Example: This random walk returned to $0$ after 1 million steps and fell short of the threshold $\vartheta = 2,500$ around $T = 500,000$ steps
For the first one, I think we can use the reflection principle. I'm going to change notation to compute the probability that $w(t) \ge \lambda$ for some $t \ge T$ because I'm not familiar with the symbol you're using, and also I will assume $\lambda \in \mathbb{Z}$ throughout (although this is really only important for the first question). This is without loss of generality because rounding $\lambda$ up to the nearest integer doesn't change the threshold because the random walk takes values in the integers anyway.

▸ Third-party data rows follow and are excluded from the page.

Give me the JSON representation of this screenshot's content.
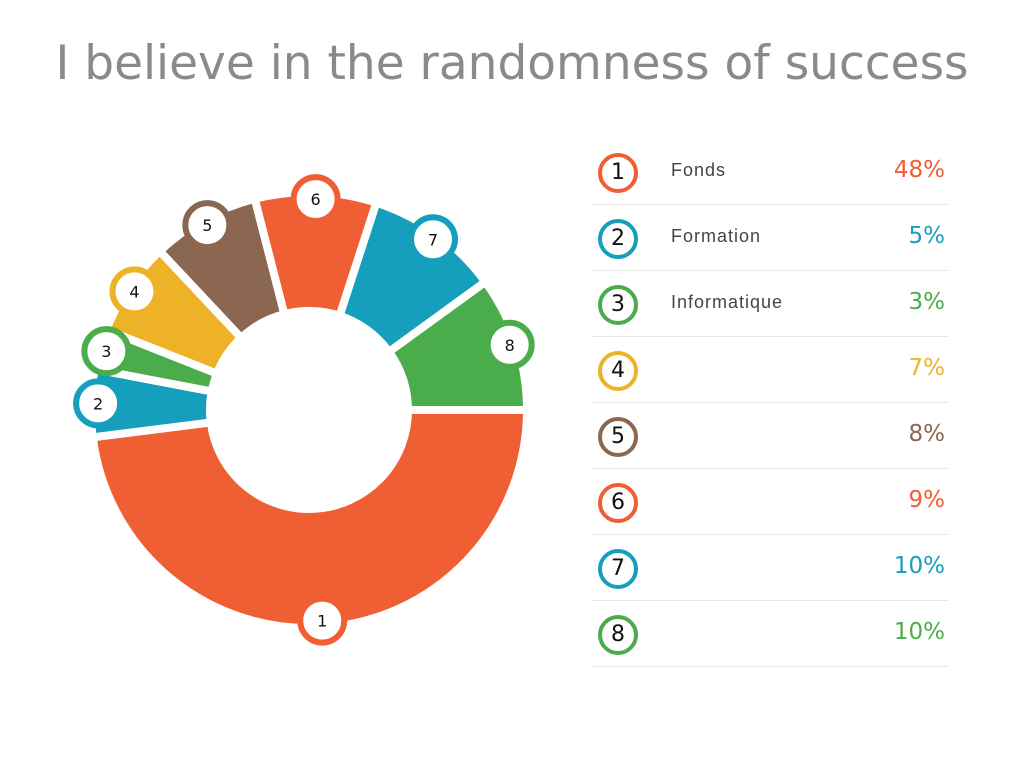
{
  "title": "I believe in the randomness of success",
  "chart_data": {
    "type": "pie",
    "donut": true,
    "title": "I believe in the randomness of success",
    "legend": "right",
    "slices": [
      {
        "id": "1",
        "label": "Fonds",
        "value": 48,
        "pct_text": "48%",
        "color": "#F05E33"
      },
      {
        "id": "2",
        "label": "Formation",
        "value": 5,
        "pct_text": "5%",
        "color": "#169FBC"
      },
      {
        "id": "3",
        "label": "Informatique",
        "value": 3,
        "pct_text": "3%",
        "color": "#4AAC4A"
      },
      {
        "id": "4",
        "label": "",
        "value": 7,
        "pct_text": "7%",
        "color": "#EDB228"
      },
      {
        "id": "5",
        "label": "",
        "value": 8,
        "pct_text": "8%",
        "color": "#8B6651"
      },
      {
        "id": "6",
        "label": "",
        "value": 9,
        "pct_text": "9%",
        "color": "#F05E33"
      },
      {
        "id": "7",
        "label": "",
        "value": 10,
        "pct_text": "10%",
        "color": "#169FBC"
      },
      {
        "id": "8",
        "label": "",
        "value": 10,
        "pct_text": "10%",
        "color": "#4AAC4A"
      }
    ]
  }
}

Define the stopping time $\tau := \inf \{t : w(t) \ge \lambda\}$; we want to compute $P(\tau \le T)$. Note that $$P(\tau \le T) = P(\tau \le T, w(T) < \lambda) + P(\tau \le T, w(T) = \lambda) + P(\tau \le T, w(T) > \lambda).$$ The reflection principle essentially states that by symmetry $P(\tau \le T, w(T) < \lambda) = P(\tau \le T, w(T) > \lambda)$, so \begin{align*}P(\tau \le T) &= P(\tau \le T, w(T) = \lambda) + 2P(\tau \le T, w(T) > \lambda) \\ &= P(w(T) = \lambda) + 2 P(w(T) > \lambda), \end{align*} where the last equality follows from the fact that if $w(T) \ge \lambda$ then we automatically have $\tau \le T$. The two probabilities $P(w(T) = \lambda)$ and $P(w(T) > \lambda)$ are both straightforward to compute.

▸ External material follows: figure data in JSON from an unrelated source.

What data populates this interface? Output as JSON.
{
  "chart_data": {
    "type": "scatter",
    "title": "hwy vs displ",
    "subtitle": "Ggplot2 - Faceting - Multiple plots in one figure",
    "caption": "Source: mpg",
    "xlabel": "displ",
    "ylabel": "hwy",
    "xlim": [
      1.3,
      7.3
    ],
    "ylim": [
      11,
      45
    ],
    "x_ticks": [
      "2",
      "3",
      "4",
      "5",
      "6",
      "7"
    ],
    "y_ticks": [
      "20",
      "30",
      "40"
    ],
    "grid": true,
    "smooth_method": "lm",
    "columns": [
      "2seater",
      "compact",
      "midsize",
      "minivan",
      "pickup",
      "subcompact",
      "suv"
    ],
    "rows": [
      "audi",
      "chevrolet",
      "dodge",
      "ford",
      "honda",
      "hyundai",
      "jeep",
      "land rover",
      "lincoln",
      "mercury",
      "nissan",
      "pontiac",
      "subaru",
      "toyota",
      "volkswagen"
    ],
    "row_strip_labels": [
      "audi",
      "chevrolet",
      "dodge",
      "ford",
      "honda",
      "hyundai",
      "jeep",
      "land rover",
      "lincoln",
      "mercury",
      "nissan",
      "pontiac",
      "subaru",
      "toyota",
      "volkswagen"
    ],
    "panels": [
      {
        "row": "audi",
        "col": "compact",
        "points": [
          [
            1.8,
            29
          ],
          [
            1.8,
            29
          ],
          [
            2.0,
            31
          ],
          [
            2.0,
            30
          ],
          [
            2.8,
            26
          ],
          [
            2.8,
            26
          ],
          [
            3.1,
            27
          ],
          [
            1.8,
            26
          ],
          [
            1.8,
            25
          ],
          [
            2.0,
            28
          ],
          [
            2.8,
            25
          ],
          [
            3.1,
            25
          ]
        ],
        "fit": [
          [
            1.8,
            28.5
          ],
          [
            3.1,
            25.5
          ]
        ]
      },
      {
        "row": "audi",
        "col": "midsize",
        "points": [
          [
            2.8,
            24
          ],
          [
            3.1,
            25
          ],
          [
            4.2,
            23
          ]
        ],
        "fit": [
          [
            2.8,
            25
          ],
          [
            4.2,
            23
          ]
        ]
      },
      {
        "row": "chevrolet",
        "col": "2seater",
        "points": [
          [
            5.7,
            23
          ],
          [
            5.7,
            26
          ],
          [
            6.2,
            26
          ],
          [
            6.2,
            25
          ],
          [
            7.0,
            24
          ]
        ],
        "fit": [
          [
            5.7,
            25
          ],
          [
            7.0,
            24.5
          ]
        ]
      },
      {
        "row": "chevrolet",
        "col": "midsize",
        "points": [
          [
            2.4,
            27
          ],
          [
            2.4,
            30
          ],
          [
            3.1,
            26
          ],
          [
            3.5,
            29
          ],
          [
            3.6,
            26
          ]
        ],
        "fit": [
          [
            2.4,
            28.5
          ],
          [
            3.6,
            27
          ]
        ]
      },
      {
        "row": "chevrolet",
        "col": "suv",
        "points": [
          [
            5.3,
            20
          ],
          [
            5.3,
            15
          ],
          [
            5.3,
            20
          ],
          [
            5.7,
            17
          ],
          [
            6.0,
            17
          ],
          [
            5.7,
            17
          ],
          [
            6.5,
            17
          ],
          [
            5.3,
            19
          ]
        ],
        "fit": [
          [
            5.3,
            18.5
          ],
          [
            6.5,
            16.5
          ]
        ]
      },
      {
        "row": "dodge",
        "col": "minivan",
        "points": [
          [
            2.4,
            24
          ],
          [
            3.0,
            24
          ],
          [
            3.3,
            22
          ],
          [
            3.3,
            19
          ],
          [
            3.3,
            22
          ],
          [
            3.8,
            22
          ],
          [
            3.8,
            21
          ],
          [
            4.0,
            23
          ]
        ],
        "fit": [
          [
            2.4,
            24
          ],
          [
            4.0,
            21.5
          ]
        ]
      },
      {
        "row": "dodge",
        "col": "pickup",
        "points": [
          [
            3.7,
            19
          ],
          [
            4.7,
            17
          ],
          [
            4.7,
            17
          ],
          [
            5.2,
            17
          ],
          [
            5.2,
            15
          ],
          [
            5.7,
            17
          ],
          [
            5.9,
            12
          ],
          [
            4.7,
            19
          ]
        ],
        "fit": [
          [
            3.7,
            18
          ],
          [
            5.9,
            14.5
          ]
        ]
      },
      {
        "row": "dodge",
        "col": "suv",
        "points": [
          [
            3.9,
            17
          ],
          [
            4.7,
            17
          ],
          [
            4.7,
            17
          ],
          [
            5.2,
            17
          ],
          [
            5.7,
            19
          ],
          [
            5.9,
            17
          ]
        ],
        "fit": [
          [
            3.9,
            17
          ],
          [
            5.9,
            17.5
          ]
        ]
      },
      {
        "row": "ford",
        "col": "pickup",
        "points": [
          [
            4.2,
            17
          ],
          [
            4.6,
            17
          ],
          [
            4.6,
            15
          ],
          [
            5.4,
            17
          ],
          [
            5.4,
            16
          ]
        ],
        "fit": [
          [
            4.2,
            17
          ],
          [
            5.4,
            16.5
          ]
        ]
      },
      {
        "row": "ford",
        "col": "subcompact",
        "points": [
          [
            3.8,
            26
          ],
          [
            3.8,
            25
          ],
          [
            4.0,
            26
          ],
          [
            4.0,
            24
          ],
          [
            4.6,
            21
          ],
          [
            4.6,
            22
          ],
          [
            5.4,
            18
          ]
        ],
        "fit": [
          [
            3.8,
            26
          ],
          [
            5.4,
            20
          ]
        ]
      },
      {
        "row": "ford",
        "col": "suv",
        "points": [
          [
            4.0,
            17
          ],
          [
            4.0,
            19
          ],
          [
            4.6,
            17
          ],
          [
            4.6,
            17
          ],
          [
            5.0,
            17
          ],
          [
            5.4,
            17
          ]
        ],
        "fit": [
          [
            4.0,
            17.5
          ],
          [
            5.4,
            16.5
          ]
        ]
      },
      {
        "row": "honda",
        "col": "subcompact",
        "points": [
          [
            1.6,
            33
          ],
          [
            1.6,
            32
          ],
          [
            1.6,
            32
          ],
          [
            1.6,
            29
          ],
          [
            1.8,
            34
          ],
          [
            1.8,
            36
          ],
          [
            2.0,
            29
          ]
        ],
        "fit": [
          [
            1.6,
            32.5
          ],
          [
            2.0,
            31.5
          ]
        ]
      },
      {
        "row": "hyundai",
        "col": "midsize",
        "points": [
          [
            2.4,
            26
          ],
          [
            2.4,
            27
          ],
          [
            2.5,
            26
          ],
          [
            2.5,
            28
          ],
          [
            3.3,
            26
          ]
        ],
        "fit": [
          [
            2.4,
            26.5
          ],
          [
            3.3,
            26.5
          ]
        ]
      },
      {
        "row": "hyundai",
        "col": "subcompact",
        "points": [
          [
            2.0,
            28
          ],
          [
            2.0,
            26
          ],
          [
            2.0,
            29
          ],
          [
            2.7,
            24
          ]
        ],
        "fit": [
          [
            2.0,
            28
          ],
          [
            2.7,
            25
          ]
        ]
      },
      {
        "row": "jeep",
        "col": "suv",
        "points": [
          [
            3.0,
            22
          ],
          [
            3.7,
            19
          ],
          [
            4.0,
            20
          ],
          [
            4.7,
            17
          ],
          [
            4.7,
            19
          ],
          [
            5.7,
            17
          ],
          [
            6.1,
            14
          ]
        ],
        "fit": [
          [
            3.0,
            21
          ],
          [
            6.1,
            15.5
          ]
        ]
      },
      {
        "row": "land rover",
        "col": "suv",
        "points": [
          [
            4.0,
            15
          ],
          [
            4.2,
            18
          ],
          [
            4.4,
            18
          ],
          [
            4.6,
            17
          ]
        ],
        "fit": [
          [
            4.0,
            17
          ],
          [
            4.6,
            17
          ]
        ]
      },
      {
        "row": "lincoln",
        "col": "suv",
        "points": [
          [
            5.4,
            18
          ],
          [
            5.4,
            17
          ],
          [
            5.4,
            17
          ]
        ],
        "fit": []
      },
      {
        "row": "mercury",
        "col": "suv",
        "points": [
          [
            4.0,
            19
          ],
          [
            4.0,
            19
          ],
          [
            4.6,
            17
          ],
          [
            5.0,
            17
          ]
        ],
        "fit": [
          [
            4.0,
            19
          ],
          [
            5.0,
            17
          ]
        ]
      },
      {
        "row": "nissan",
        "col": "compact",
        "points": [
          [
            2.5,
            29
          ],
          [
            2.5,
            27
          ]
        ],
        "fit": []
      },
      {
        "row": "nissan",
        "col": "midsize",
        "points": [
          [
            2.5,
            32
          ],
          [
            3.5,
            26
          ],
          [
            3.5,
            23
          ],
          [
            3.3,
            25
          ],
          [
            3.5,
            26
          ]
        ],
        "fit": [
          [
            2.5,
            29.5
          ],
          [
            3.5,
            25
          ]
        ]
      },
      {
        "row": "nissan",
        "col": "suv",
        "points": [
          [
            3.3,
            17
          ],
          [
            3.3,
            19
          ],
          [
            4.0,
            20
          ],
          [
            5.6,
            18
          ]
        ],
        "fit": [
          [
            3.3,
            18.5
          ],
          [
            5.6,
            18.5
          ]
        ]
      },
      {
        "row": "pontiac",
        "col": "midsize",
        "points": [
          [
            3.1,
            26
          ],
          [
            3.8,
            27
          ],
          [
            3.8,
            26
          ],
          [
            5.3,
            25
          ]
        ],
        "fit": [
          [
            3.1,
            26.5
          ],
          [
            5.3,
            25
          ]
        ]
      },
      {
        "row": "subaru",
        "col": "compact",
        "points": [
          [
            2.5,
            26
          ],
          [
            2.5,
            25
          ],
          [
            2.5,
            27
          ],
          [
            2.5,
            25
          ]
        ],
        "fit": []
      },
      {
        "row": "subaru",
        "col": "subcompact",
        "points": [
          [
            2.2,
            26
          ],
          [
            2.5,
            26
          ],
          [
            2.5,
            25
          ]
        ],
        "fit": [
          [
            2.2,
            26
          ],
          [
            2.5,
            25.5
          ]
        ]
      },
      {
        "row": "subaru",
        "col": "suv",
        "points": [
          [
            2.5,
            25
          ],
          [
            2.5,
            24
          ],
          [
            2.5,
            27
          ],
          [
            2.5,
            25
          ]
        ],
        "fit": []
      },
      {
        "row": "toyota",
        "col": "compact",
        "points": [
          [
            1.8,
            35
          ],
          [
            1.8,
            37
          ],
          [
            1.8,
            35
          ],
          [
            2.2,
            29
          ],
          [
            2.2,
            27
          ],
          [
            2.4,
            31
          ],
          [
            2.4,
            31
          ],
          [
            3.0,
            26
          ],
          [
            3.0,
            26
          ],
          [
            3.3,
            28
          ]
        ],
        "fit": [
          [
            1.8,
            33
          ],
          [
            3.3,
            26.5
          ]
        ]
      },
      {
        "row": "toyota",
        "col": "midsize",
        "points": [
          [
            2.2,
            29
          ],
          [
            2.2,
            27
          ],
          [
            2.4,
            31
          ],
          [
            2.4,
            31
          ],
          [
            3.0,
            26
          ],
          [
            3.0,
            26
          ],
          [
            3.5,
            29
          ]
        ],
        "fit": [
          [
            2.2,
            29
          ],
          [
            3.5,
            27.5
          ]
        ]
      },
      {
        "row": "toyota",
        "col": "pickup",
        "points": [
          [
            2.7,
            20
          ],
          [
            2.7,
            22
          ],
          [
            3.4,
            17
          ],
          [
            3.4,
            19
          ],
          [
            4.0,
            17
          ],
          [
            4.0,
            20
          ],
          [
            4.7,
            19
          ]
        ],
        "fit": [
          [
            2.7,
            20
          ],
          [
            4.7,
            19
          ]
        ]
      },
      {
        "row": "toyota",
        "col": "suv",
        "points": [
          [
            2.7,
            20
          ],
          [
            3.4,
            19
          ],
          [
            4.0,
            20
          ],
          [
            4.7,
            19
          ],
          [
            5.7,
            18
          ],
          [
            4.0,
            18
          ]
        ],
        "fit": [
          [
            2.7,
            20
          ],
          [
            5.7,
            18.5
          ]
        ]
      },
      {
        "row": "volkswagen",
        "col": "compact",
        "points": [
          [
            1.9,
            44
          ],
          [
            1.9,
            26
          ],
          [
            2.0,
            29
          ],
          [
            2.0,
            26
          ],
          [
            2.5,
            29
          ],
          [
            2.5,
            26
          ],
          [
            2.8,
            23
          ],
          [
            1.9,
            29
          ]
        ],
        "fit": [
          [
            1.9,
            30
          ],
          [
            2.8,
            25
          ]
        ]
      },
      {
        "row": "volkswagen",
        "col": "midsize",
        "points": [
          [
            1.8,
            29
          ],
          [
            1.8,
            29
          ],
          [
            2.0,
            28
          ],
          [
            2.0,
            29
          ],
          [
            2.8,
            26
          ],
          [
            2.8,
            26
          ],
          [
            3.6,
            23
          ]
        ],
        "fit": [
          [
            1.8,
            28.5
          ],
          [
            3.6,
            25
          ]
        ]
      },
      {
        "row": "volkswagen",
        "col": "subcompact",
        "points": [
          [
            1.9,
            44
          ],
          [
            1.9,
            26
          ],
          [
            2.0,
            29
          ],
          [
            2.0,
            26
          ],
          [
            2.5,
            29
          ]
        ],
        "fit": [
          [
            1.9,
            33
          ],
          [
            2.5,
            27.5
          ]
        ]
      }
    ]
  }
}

To compute $P(w(T) = \lambda)$, let $m$ be the number of times that $w$ increases up to time $T$, i.e. $m$ is the number of times that $s = 1$. Then $w(T) = m - (T-m) = 2m - T,$ so $w(T) = \lambda$ iff $m = \frac{\lambda + T}{2}$. Since $m \in \{0,1,...,T\}$, we have $P(w(T) = \lambda) = 0$ if $\lambda + T$ is odd. Otherwise, the probability of getting $m$ increases in $T$ steps is $\binom{T}{m} 2^{-T}$. Since we can use this to compute $P(w(T)=k)$ for any $k$, we can now use $P(w(T) > \lambda) = \sum_{k=\lambda+1}^T P(w(T)=k)$. It's also worth noting that when $T$ is large, $w(T)$ is approximately normally distributed with mean $0$ and variance $T$, so $P(w(T) > \lambda) = 1-P(w(T) \le \lambda) \approx 1-\Phi(\frac{\lambda}{\sqrt{T}})$ where $\Phi$ is the standard normal CDF.
For the second question, we actually have $\mathbb{E}[T_{\lambda}] = \infty$ for all $\lambda > 0$. The easiest proof of this is proof by contradiction and using the optional stopping theorem. Suppose $\mathbb{E}[T_{\lambda}] < \infty$. Then, since $w(t)$ is a martingale with $|w(t+1)-w(t)| \le 1$, we would have $\mathbb{E}[w(T_\lambda)] = w(0) = 0$ by the optional stopping theorem. However, by definition of $T_\lambda$, we know $w(T_\lambda) \ge \lambda > 0$, so $\mathbb{E}[w(T_{\lambda})] \ge \lambda$, which contradicts that $\mathbb{E}[w(T_{\lambda})] = 0$. Hence $\mathbb{E}[T_\lambda] = \infty$ for all $\lambda > 0$.